Objetivo do mapeamento
O levantamento visa orientar políticas públicas para melhorar a pós-graduação conforme sua realidade atual. A iniciativa é inédita e será realizada anualmente a partir de agora.
O preenchimento dos dados é obrigatório e individual, realizado por meio da Plataforma Sucupira.
Quem deve participar
Pós-graduandos matriculados em cursos de mestrado e doutorado devem responder o formulário. Também professores permanentes e colaboradores participam da coleta.
Pesquisadores em estágio pós-doutoral que não atuam como docentes e coordenadores de programas de Pós-Graduação (PPGs) em exercício também estão inclusos.
Estrutura dos questionários
A Capes explica que os formulários são adaptados a cada perfil de entrevistado. As perguntas são de múltipla escolha com definições para garantir correta interpretação.
Pró-reitores e coordenadores de PPGs devem acompanhar adesão dos integrantes dentro do prazo estabelecido.
Divulgação dos resultados
Os resultados do censo serão divulgados em 16 de novembro de 2026. Atualmente, quase 70% do público contribuinte já participou da coleta.
Mais de 150 programas de pós-graduação já possuem 100% dos formulários preenchidos, enquanto muitos outros alcançaram 98%.
Dados sobre inclusão e equidade
O censo incorpora perguntas sobre parentalidade, perfil socioeconômico e questões de diversidade. Os dados ajudarão a mapear desigualdades históricas invisíveis na pós-graduação.
Informações sobre mulheres, indígenas, pardos, quilombolas e pessoas com deficiência serão coletadas nas diferentes regiões do país.
Impacto nas políticas públicas
A identificação de desigualdades permitirá ajustes nas fichas de avaliação de docentes.
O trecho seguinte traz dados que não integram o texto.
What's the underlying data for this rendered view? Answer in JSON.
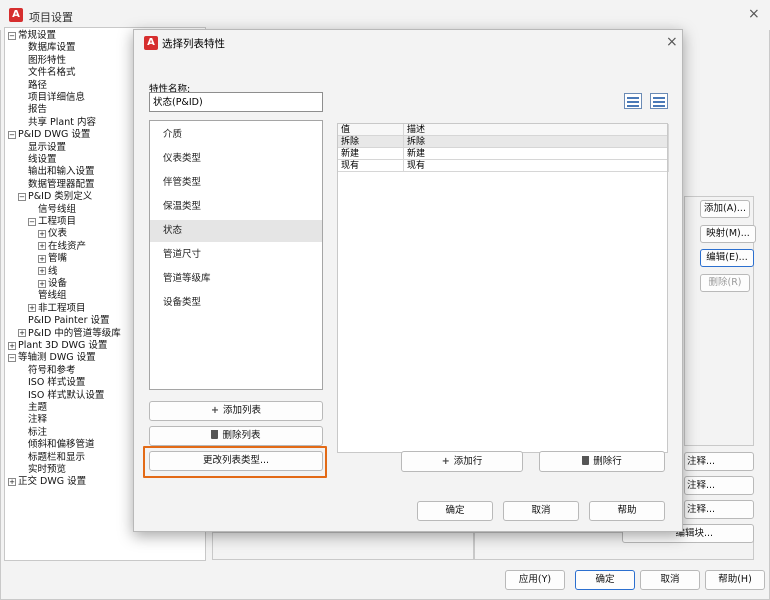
{
  "main_window": {
    "title": "项目设置",
    "close_glyph": "×",
    "tree": [
      {
        "label": "常规设置",
        "indent": 0,
        "expander": "−"
      },
      {
        "label": "数据库设置",
        "indent": 1
      },
      {
        "label": "图形特性",
        "indent": 1
      },
      {
        "label": "文件名格式",
        "indent": 1
      },
      {
        "label": "路径",
        "indent": 1
      },
      {
        "label": "项目详细信息",
        "indent": 1
      },
      {
        "label": "报告",
        "indent": 1
      },
      {
        "label": "共享 Plant 内容",
        "indent": 1
      },
      {
        "label": "P&ID DWG 设置",
        "indent": 0,
        "expander": "−"
      },
      {
        "label": "显示设置",
        "indent": 1
      },
      {
        "label": "线设置",
        "indent": 1
      },
      {
        "label": "输出和输入设置",
        "indent": 1
      },
      {
        "label": "数据管理器配置",
        "indent": 1
      },
      {
        "label": "P&ID 类别定义",
        "indent": 1,
        "expander": "−"
      },
      {
        "label": "信号线组",
        "indent": 2
      },
      {
        "label": "工程项目",
        "indent": 2,
        "expander": "−"
      },
      {
        "label": "仪表",
        "indent": 3,
        "expander": "+"
      },
      {
        "label": "在线资产",
        "indent": 3,
        "expander": "+"
      },
      {
        "label": "管嘴",
        "indent": 3,
        "expander": "+"
      },
      {
        "label": "线",
        "indent": 3,
        "expander": "+"
      },
      {
        "label": "设备",
        "indent": 3,
        "expander": "+"
      },
      {
        "label": "管线组",
        "indent": 2
      },
      {
        "label": "非工程项目",
        "indent": 2,
        "expander": "+"
      },
      {
        "label": "P&ID Painter 设置",
        "indent": 1
      },
      {
        "label": "P&ID 中的管道等级库",
        "indent": 1,
        "expander": "+"
      },
      {
        "label": "Plant 3D DWG 设置",
        "indent": 0,
        "expander": "+"
      },
      {
        "label": "等轴测 DWG 设置",
        "indent": 0,
        "expander": "−"
      },
      {
        "label": "符号和参考",
        "indent": 1
      },
      {
        "label": "ISO 样式设置",
        "indent": 1
      },
      {
        "label": "ISO 样式默认设置",
        "indent": 1
      },
      {
        "label": "主题",
        "indent": 1
      },
      {
        "label": "注释",
        "indent": 1
      },
      {
        "label": "标注",
        "indent": 1
      },
      {
        "label": "倾斜和偏移管道",
        "indent": 1
      },
      {
        "label": "标题栏和显示",
        "indent": 1
      },
      {
        "label": "实时预览",
        "indent": 1
      },
      {
        "label": "正交 DWG 设置",
        "indent": 0,
        "expander": "+"
      }
    ],
    "right_buttons": {
      "add": "添加(A)...",
      "map": "映射(M)...",
      "edit": "编辑(E)...",
      "delete": "删除(R)"
    },
    "annot_buttons": {
      "a": "注释...",
      "b": "注释...",
      "c": "注释...",
      "block": "编辑块..."
    },
    "bottom_buttons": {
      "apply": "应用(Y)",
      "ok": "确定",
      "cancel": "取消",
      "help": "帮助(H)"
    }
  },
  "dialog": {
    "title": "选择列表特性",
    "close_glyph": "×",
    "property_name_label": "特性名称:",
    "property_name_value": "状态(P&ID)",
    "lists": [
      "介质",
      "仪表类型",
      "伴管类型",
      "保温类型",
      "状态",
      "管道尺寸",
      "管道等级库",
      "设备类型"
    ],
    "selected_index": 4,
    "add_list": "添加列表",
    "delete_list": "删除列表",
    "change_list_type": "更改列表类型...",
    "table": {
      "headers": [
        "值",
        "描述"
      ],
      "rows": [
        [
          "拆除",
          "拆除"
        ],
        [
          "新建",
          "新建"
        ],
        [
          "现有",
          "现有"
        ]
      ]
    },
    "add_row": "添加行",
    "delete_row": "删除行",
    "ok": "确定",
    "cancel": "取消",
    "help": "帮助",
    "icons": {
      "plus": "+",
      "app_icon": "A"
    }
  }
}
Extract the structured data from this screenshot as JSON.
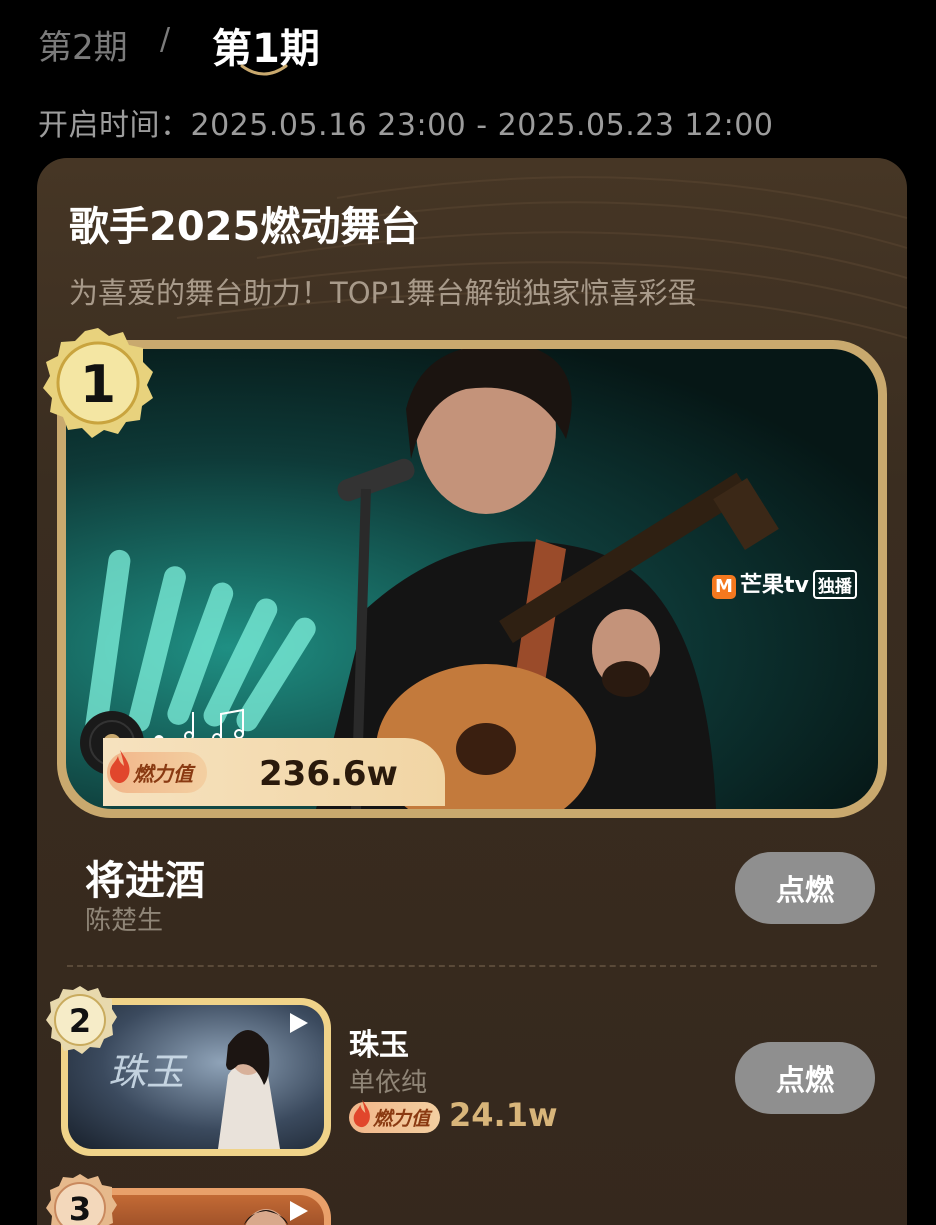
{
  "header": {
    "tab_prev": "第2期",
    "separator": "/",
    "tab_active": "第1期",
    "time_range": "开启时间：2025.05.16 23:00 - 2025.05.23 12:00"
  },
  "card": {
    "title": "歌手2025燃动舞台",
    "subtitle": "为喜爱的舞台助力！TOP1舞台解锁独家惊喜彩蛋"
  },
  "brand": {
    "name": "芒果tv",
    "tag": "独播",
    "color": "#f4791f"
  },
  "fire_label": "燃力值",
  "button_label": "点燃",
  "songs": [
    {
      "rank": "1",
      "title": "将进酒",
      "artist": "陈楚生",
      "fire_value": "236.6w"
    },
    {
      "rank": "2",
      "title": "珠玉",
      "artist": "单依纯",
      "fire_value": "24.1w",
      "thumb_text": "珠玉"
    },
    {
      "rank": "3",
      "title": "",
      "artist": "",
      "fire_value": ""
    }
  ],
  "colors": {
    "gold": "#c9a96e",
    "button": "#8f8f8f",
    "card_bg": "#3a2d20"
  }
}
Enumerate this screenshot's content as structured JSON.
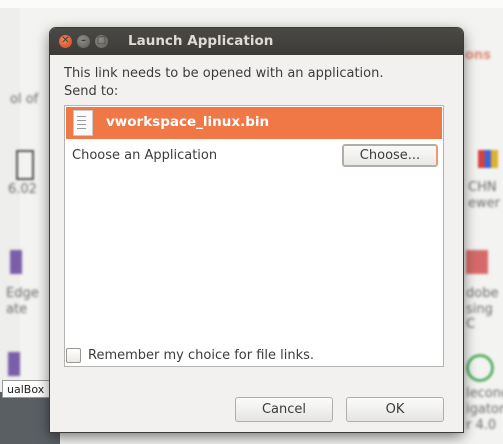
{
  "background": {
    "fragments": [
      "ons",
      "ol of",
      "6.02",
      "CHN",
      "ewer",
      "Edge",
      "ate",
      "dobe",
      "sing C",
      "lecond",
      "igator",
      "r 4.0"
    ],
    "tooltip": "ualBox"
  },
  "dialog": {
    "title": "Launch Application",
    "message": "This link needs to be opened with an application.",
    "send_to": "Send to:",
    "selected_item": "vworkspace_linux.bin",
    "choose_label": "Choose an Application",
    "choose_button": "Choose...",
    "remember_label": "Remember my choice for file links.",
    "remember_checked": false,
    "cancel_button": "Cancel",
    "ok_button": "OK"
  },
  "colors": {
    "accent": "#f07746",
    "titlebar": "#3c3b37"
  }
}
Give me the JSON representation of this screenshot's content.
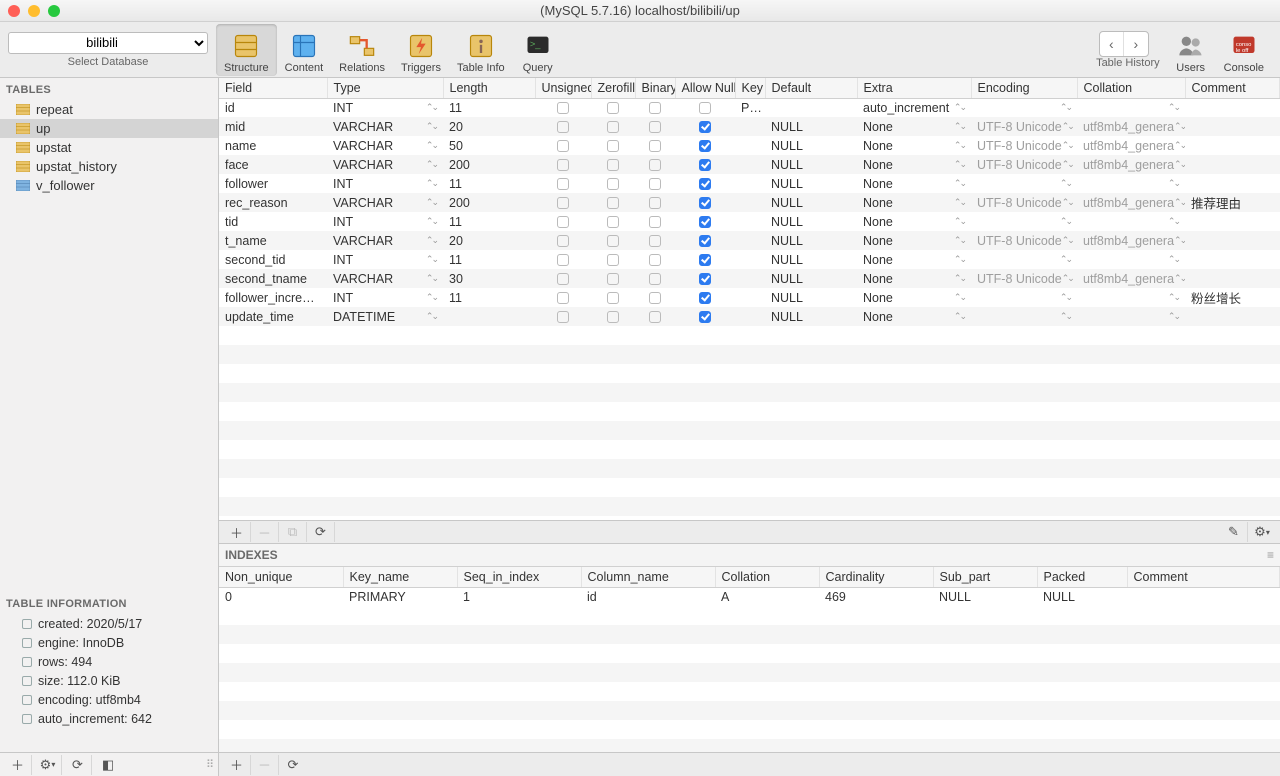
{
  "window_title": "(MySQL 5.7.16) localhost/bilibili/up",
  "db_selector": {
    "value": "bilibili",
    "label": "Select Database"
  },
  "toolbar": {
    "structure": "Structure",
    "content": "Content",
    "relations": "Relations",
    "triggers": "Triggers",
    "table_info": "Table Info",
    "query": "Query",
    "table_history": "Table History",
    "users": "Users",
    "console": "Console"
  },
  "sidebar": {
    "tables_header": "TABLES",
    "tables": [
      {
        "name": "repeat",
        "type": "table"
      },
      {
        "name": "up",
        "type": "table",
        "selected": true
      },
      {
        "name": "upstat",
        "type": "table"
      },
      {
        "name": "upstat_history",
        "type": "table"
      },
      {
        "name": "v_follower",
        "type": "view"
      }
    ],
    "info_header": "TABLE INFORMATION",
    "info": [
      "created: 2020/5/17",
      "engine: InnoDB",
      "rows: 494",
      "size: 112.0 KiB",
      "encoding: utf8mb4",
      "auto_increment: 642"
    ]
  },
  "columns_header": {
    "field": "Field",
    "type": "Type",
    "length": "Length",
    "unsigned": "Unsigned",
    "zerofill": "Zerofill",
    "binary": "Binary",
    "allow_null": "Allow Null",
    "key": "Key",
    "default": "Default",
    "extra": "Extra",
    "encoding": "Encoding",
    "collation": "Collation",
    "comment": "Comment"
  },
  "columns": [
    {
      "field": "id",
      "type": "INT",
      "length": "11",
      "unsigned": false,
      "zerofill": false,
      "binary": false,
      "allow_null": false,
      "key": "PRI",
      "default": "",
      "extra": "auto_increment",
      "encoding": "",
      "collation": "",
      "comment": ""
    },
    {
      "field": "mid",
      "type": "VARCHAR",
      "length": "20",
      "unsigned": false,
      "zerofill": false,
      "binary": false,
      "allow_null": true,
      "key": "",
      "default": "NULL",
      "extra": "None",
      "encoding": "UTF-8 Unicode",
      "collation": "utf8mb4_genera",
      "comment": ""
    },
    {
      "field": "name",
      "type": "VARCHAR",
      "length": "50",
      "unsigned": false,
      "zerofill": false,
      "binary": false,
      "allow_null": true,
      "key": "",
      "default": "NULL",
      "extra": "None",
      "encoding": "UTF-8 Unicode",
      "collation": "utf8mb4_genera",
      "comment": ""
    },
    {
      "field": "face",
      "type": "VARCHAR",
      "length": "200",
      "unsigned": false,
      "zerofill": false,
      "binary": false,
      "allow_null": true,
      "key": "",
      "default": "NULL",
      "extra": "None",
      "encoding": "UTF-8 Unicode",
      "collation": "utf8mb4_genera",
      "comment": ""
    },
    {
      "field": "follower",
      "type": "INT",
      "length": "11",
      "unsigned": false,
      "zerofill": false,
      "binary": false,
      "allow_null": true,
      "key": "",
      "default": "NULL",
      "extra": "None",
      "encoding": "",
      "collation": "",
      "comment": ""
    },
    {
      "field": "rec_reason",
      "type": "VARCHAR",
      "length": "200",
      "unsigned": false,
      "zerofill": false,
      "binary": false,
      "allow_null": true,
      "key": "",
      "default": "NULL",
      "extra": "None",
      "encoding": "UTF-8 Unicode",
      "collation": "utf8mb4_genera",
      "comment": "推荐理由"
    },
    {
      "field": "tid",
      "type": "INT",
      "length": "11",
      "unsigned": false,
      "zerofill": false,
      "binary": false,
      "allow_null": true,
      "key": "",
      "default": "NULL",
      "extra": "None",
      "encoding": "",
      "collation": "",
      "comment": ""
    },
    {
      "field": "t_name",
      "type": "VARCHAR",
      "length": "20",
      "unsigned": false,
      "zerofill": false,
      "binary": false,
      "allow_null": true,
      "key": "",
      "default": "NULL",
      "extra": "None",
      "encoding": "UTF-8 Unicode",
      "collation": "utf8mb4_genera",
      "comment": ""
    },
    {
      "field": "second_tid",
      "type": "INT",
      "length": "11",
      "unsigned": false,
      "zerofill": false,
      "binary": false,
      "allow_null": true,
      "key": "",
      "default": "NULL",
      "extra": "None",
      "encoding": "",
      "collation": "",
      "comment": ""
    },
    {
      "field": "second_tname",
      "type": "VARCHAR",
      "length": "30",
      "unsigned": false,
      "zerofill": false,
      "binary": false,
      "allow_null": true,
      "key": "",
      "default": "NULL",
      "extra": "None",
      "encoding": "UTF-8 Unicode",
      "collation": "utf8mb4_genera",
      "comment": ""
    },
    {
      "field": "follower_increase",
      "type": "INT",
      "length": "11",
      "unsigned": false,
      "zerofill": false,
      "binary": false,
      "allow_null": true,
      "key": "",
      "default": "NULL",
      "extra": "None",
      "encoding": "",
      "collation": "",
      "comment": "粉丝增长"
    },
    {
      "field": "update_time",
      "type": "DATETIME",
      "length": "",
      "unsigned": false,
      "zerofill": false,
      "binary": false,
      "allow_null": true,
      "key": "",
      "default": "NULL",
      "extra": "None",
      "encoding": "",
      "collation": "",
      "comment": ""
    }
  ],
  "indexes_header": "INDEXES",
  "idx_cols": {
    "non_unique": "Non_unique",
    "key_name": "Key_name",
    "seq": "Seq_in_index",
    "col": "Column_name",
    "collation": "Collation",
    "card": "Cardinality",
    "sub": "Sub_part",
    "packed": "Packed",
    "comment": "Comment"
  },
  "indexes": [
    {
      "non_unique": "0",
      "key_name": "PRIMARY",
      "seq": "1",
      "col": "id",
      "collation": "A",
      "card": "469",
      "sub": "NULL",
      "packed": "NULL",
      "comment": ""
    }
  ]
}
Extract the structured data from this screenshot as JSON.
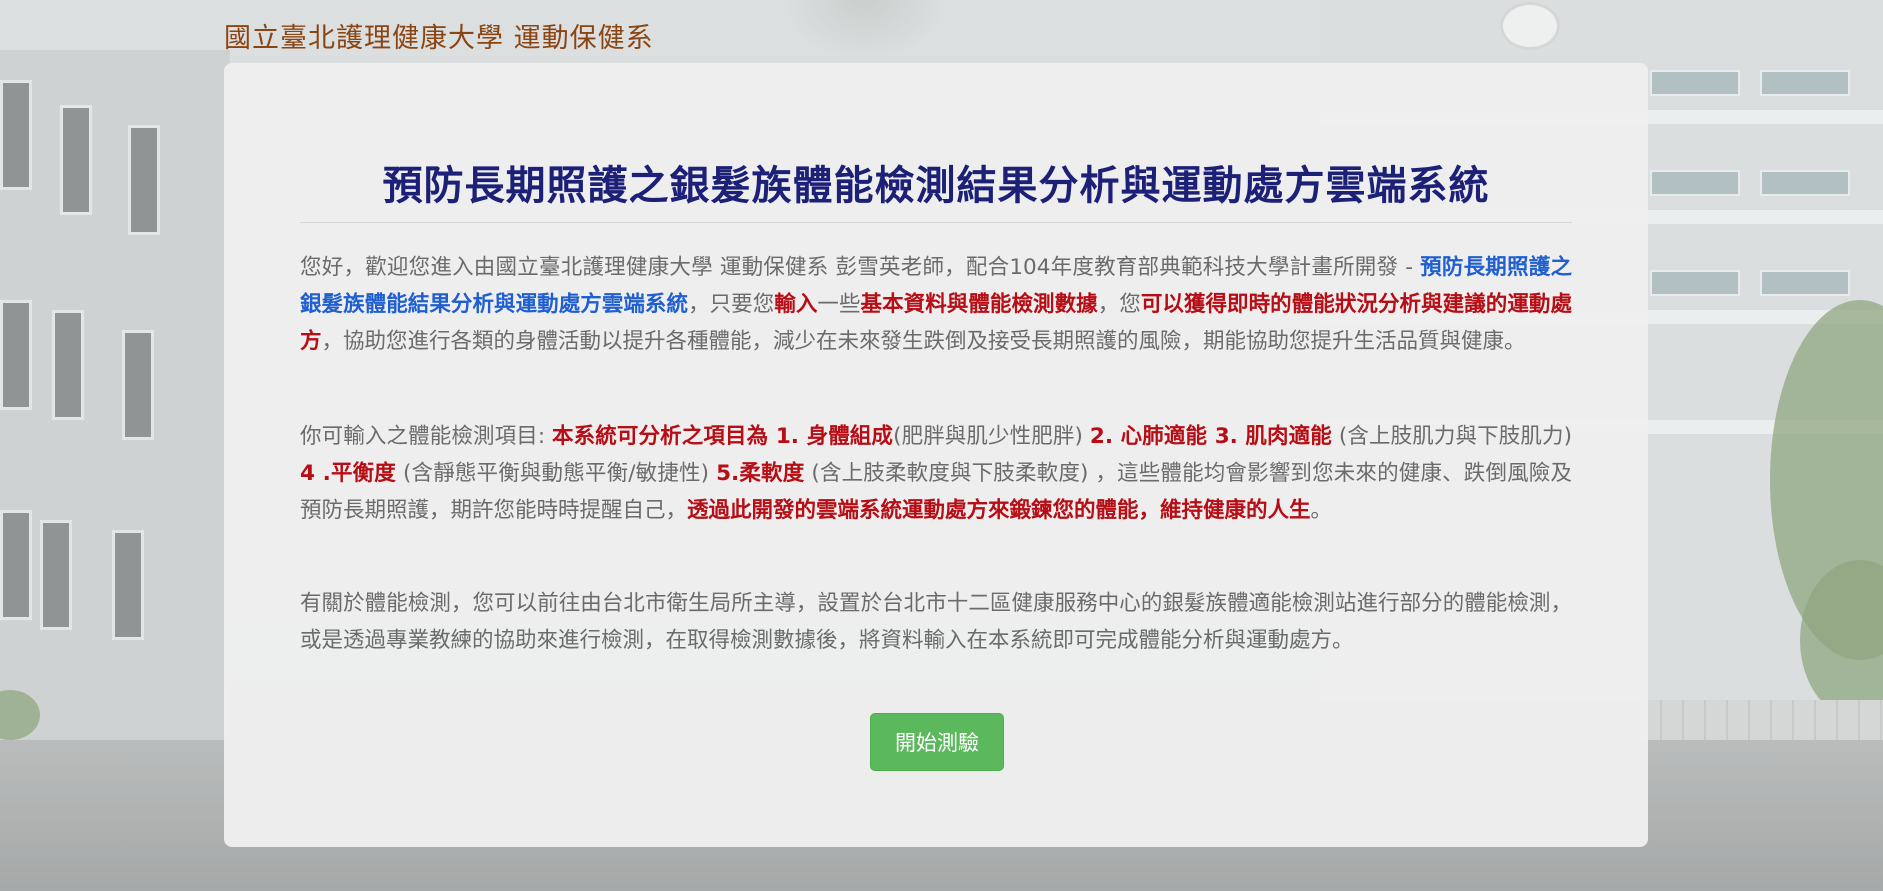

Professores em período de parentalidade terão prazos maiores para avaliação.
Bolsistas podem solicitar prorrogação do período de bolsa quando necessário, incluindo períodos de licença maternidade ou paternidade.
Avanços na avaliação de cursos
A Capes abandonará análise exclusivamente quantitativa e adotará abordagem quali-quantitativa. Serão avaliados impactos regionais, locais, nacionais e internacionais dos programas.
Os “casos de impacto” mostrarão como a pesquisa mudou políticas públicas, tratamentos ou gerou produtos e processos inovadores.
Inclusão e políticas afirmativas
Programas com políticas de ação afirmativa receberão melhor avaliação. A pós-graduação agora integra a Lei de Cotas, mas sem obrigatoriedade, respeitando autonomia das universidades.
Os dados autodeclaratórios do censo revelarão se políticas afirmativas estão sendo efetivamente implementadas nos programas.
Formação de doutores para inovação
A Capes permitiu que estágios obrigatórios sejam prestados em ambientes empresariais e na sociedade civil organizada. Doutorandos podem interagir com setor produtivo não acadêmico.
Existe acordo de cooperação técnica com a Embrapii e negociações com a Finep para aproximar pós-graduação da inovação industrial.
Saúde mental na pós-graduação
A evasão em mestrado e doutorado é inferior a 10%, chegando a 4% ou 5% em alguns cursos. Este índice é considerado esperado pelos especialistas.
Questões de saúde mental são reconhecidas como um motivo de evasão, exigindo melhorias no ambiente acadêmico.
Importância das bolsas de estudo
Bolsas de estudo sustentam os pós-graduandos, permitindo dedicação integral aos cursos. O país ainda não alcança 100% de bolsistas na pós-graduação.
O governo federal trabalha para ampliar vagas e aumentar número de bolsas de mestrado e doutorado disponíveis.
Impacto do sistema de pós-graduação
Países com maior número de mestres e doutores apresentam desenvolvimento mais avançado. O Brasil consolidou sistema nacional forte em 60 anos.
Universidades federais hoje possuem entre 80% a 85% de professores doutores em seu corpo docente. Algumas, como UFABC, atingem 100%.